Blake Butler
  • Morgan Kendall
  • Blake Butler
Blake Butler, who read from his new novel There Is No Year at University Book Store last night, is sharply handsome, like a Bret Easton Ellis character. He's tall and blond and the phrase "well-bred" comes to mind. I'm not sure what I expected from him as a reader—I guess I thought everything would be safely couched inside a layer of thick ironic quotation marks—but he surprised me with his passionate, energetic reading style. Ultimately, if you dig below the clever construction, Year is a haunted-house story, and Butler read a surrealistic passage—faces opening up into elaborate puzzles, floors spreading out for miles—in a staccato voice that gradually built into something that was almost a scream. In the Q&A following the readings, someone asked Butler whether he researched surrealists for Year. "I don't believe in surrealism," Butler said, "I think everything is real," as real as "going to the grocery store."

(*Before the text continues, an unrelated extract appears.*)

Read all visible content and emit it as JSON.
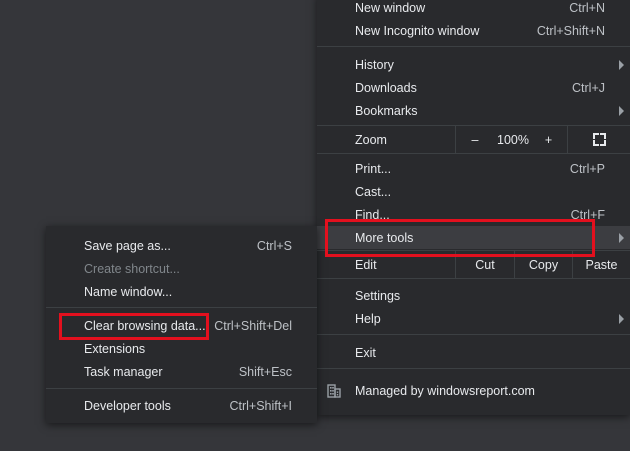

Butler was followed by his friend and fellow HTMLGiant blogger Justin Taylor, who was reading from his debut novel, The Gospel of Anarchy. Anarchy is more traditional than Year—it's about a group of (mostly) Christian anarchists trying to get along in a collective in Gainesville Florida in 1999—and his reading style was more traditional, too. Taylor lovingly described the anarchist lifestyle—dumpster-diving and shoplifting—and appeared to respect the stitched-together spirituality of his characters; he wasn't the strongest reader I've ever seen, but his admiration for his characters was intriguing. I went in knowing very little about the book, and I left wanting to read the whole thing.

The Q&A for both men centered on blogging and how it related to their novel-writing process. Taylor said he retired from HTMLGiant because while he enjoyed blogging, he was tired of "putting an idea into its idea box," and he wanted to sit with ideas for a while, allowing them to fester and "grow in weird ways." Butler was a little more succinct about blogging, describing the process like this: "I have this idea, so I'm going to fart it out and let other people fart on top of it in this big machine of gas." There was no way to top that image, so the reading ended.